Esses novos meses teriam sido um e teriam acontecido há alguns meses, mostram o crescimento do exército do exército libanês como um defensor confiável do país.

“O povo libanês acredita que, em comparação com os anos de guerra, agora não há decisão, e o Exército e o Estado não têm autoridade, e os dados do Exército Libanês consideram UPI.” Mesmo que os apoiadores dos gezbolais não estejam felizes ou não, eles não são ninguém, mas não são, mas não “.

Durante o Warball de um poderoso Heezbollander na época da Guerra da Guerra de Israel com o apoio de Gaza. O conflito levou a matar os principais líderes e comandantes militares do grupo com o apoio do Irã, além de destruir mais. Cerca de 5.000 combatentes de Gezbola foram mortos e cerca de 13.000 pessoas ficaram feridas em 40.000 soldados.

Era difícil parar de parar o grupo, que teve que parar de atirar no grupo da fronteira israelense, da fronteira israelense, e o Israel de Israel de Israel se recusou a se vingar.

Durante a discussão de suas armas na estratégia de defesa nacional, ele levantou sua retórica para sua retórica e interrompeu seus ataques, parou seus ataques, parou e pegou seus ataques.

No entanto, obter o gezbola e coletar armas e o controle completo do exército libanês permite que você evite outras guerras devastadoras com Israel e permite que você trabalhe com Israel e no Líbano.

O exército libanês não é capaz de resistir aos israelitas, mas gradualmente reconheceu suas observações no Líbano e em todo o país.
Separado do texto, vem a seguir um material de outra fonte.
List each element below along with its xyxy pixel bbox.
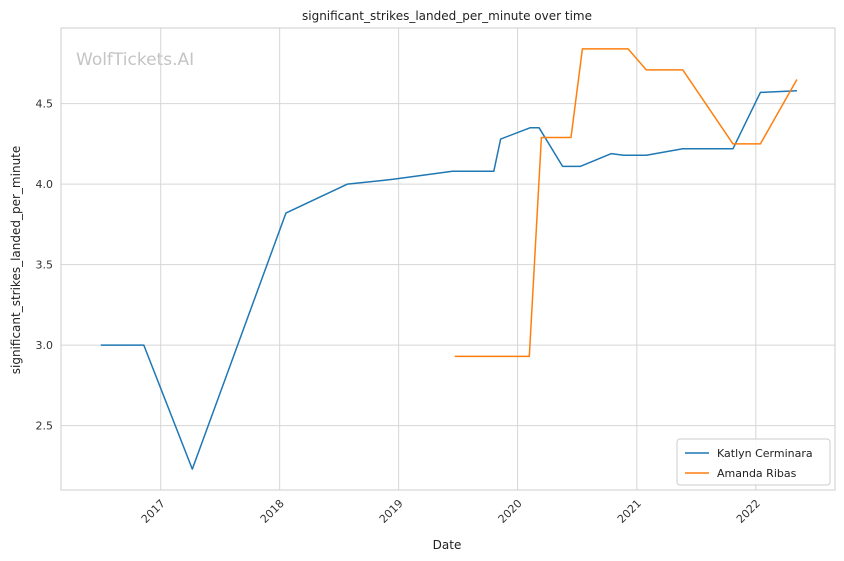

De acordo com o Instituto Internacional de Pesquisa da Paz, os custos militares de Israel aumentaram 65% em 2024 e, em 2024, os custos militares do Líbano totalizaram 58% e 635 milhões de dólares após a crise econômica e politicamente.

“Israel depende de todas as armas e apoiado pelos Estados Unidos e por toda a Europa”, disse o Exército. “Nosso exército não é fraco. Temos uma solução e o fará, mas não temos equipamentos suficientes e enfrentar muitas limitações”.

O exército de 80.000 eficientes, “mais tropas e melhores armas”, é uma continuação do exército israelense no sul do Líbano.

Ele não tem “ajuda, interagindo ou prevenindo” no norte do rio Lituano.

Verificou -se que o chezbolla cortada é defeituoso ou inválido se for encontrado ou removido ou removido ou removido ou destruído.

O exército libanês se aplica à assistência externa e ao financiamento internacional para realizar suas atividades relacionadas aos desafios limitados e econômicos dos recursos internos e dos desafios econômicos. Esse apoio consiste em treinamento militar, equipamentos, logística e assistência financeira, antes de tudo, Estados Unidos, França e Europeu e Golfo Pérsico.

O auge do Líbano dos fundos financeiros de 2019, os salários mensais diminuíram para US $ 50, Arábia Saudita, Arábia Saudita e Arábia Saudita sugere ajuda humanitária e França para fornecer alimentos e combustíveis de emergência.

O exército libanês contradiz o exército libanês como um estabilizador e contradizendo Khezbola, seu maior doador, armas, ataques leves, sistemas de comunicação e treinamento.

O especialista militar libanês e a crença no exército dizem que a confiança no exército aumentou o exército, que continuou a cobrir a logística e as oportunidades militares “muito limitadas”, como estabilidade doméstica, estabilidade interna e mais da fronteira oriental na Síria.

Jaber disse que o exército também conseguiu uma “questão muito delicada” que apóia o desarmamento sem oponentes do Exército, Guerra Civil, Guerra Civil ou divisões.

Ele expressou sua recusa em evitar não garantir que o Hezbollah não ataque os israelitas.

“O restante das armas do Gezbola – um cartão forte que pode ser usado e não pode ser usado, e elas não devem desistir”, disse os esforços diplomáticos de Jabber para concluir seus esforços diplomáticos, interrompendo seus patógenos e restaurar o acordo intermediário entre os dois países.

Outros não concordam, se o Israel impede Israel, “grandes israelitas”, incluindo a visão de “Israel”, incluindo “grandes israelitas”, e a maioria deles procura manter o árabe.

Mohammed Chemseddin, pesquisador e consultor político, no dilema do Líbano.

“Nenhuma objeção, diplomacia e diplomacia podem ser protegidas”, disse ele.